Она облегченно вздохнула, оставаясь дома хозяйничать.
КНИГА ТРЕТЬЯ
Глава первая
Шел июнь 1921 года. Весна в Поволжье была ранней. Как только сошел с полей снег — высохла земля: дождей не было. Хлеборобы с тоской смотрели на мутное небо, выискивая там желанную дождевую тучку. Но нет! Кругом колыхалась серая мгла, по земле стлался сухой туман, а ветер приносил с полей запах гари, точно чудовищный горн выдыхал раскаленный воздух, сжигавший остатки хилых всходов.
— Видимо, помирать с голоду, — тяжко вздыхали мужики, осматривая свои выгоревшие дотла полоски.

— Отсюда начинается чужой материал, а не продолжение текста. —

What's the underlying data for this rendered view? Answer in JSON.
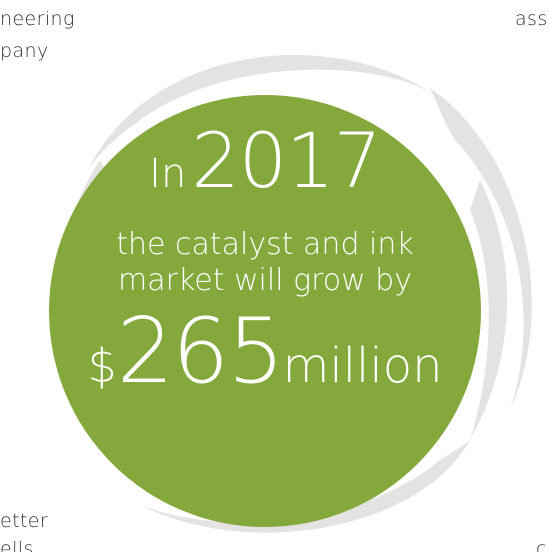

На помощь государства трудно было рассчитывать: война съела все запасы. Не все, конечно, тужили и убивались горем. Некоторые, затаив радость, собирались кучками и толковали на досуге.
— Вот будет теперь земли приволье... Паши — не хочу! — говорил Хомяк, стоя у двора Расщепина.
— Хватит нам, — ехидно улыбался его друг, поглаживая длинную бороду.
— Погляди-ка, опять сегодня сколько уезжают, почитай, половину деревни очистили, — махнул рукой Хомяк, указывая на столпившихся около пристани и перевоза переселенцев.
— Куда их черт потащил?
— Знамо куда, в Сибирь-матушку.
— То-то... Наверное, там всего для них припасли и давно ждут, когда ваши голодранцы придут. А они-то думают, как через Волгу переехал, так тебе и Сибирь. Нет, брат, пока до Сибири дойдешь, целый воз лаптей разобьешь. В прошлые времена тоже уходили, да только все на дороге подыхали. И им не миновать, — ворчал Расщепин
— Туда и дорога, — заключил Хомяк.
Они были озлоблены на своих односельчан. У Расщепина его же работники отобрали все хозяйство на Волге: лодки, невод и даже плес. Хомяк изо всех сил старался - помогал белым, а остался ни при чем. Федор Иваныч лелеял мечту о том, что сын его, вернувшись офицером, займет пост пристава, а сам он станет волостным старшиной. Но сын с войны не пришел, не вернулась и власть помещиков.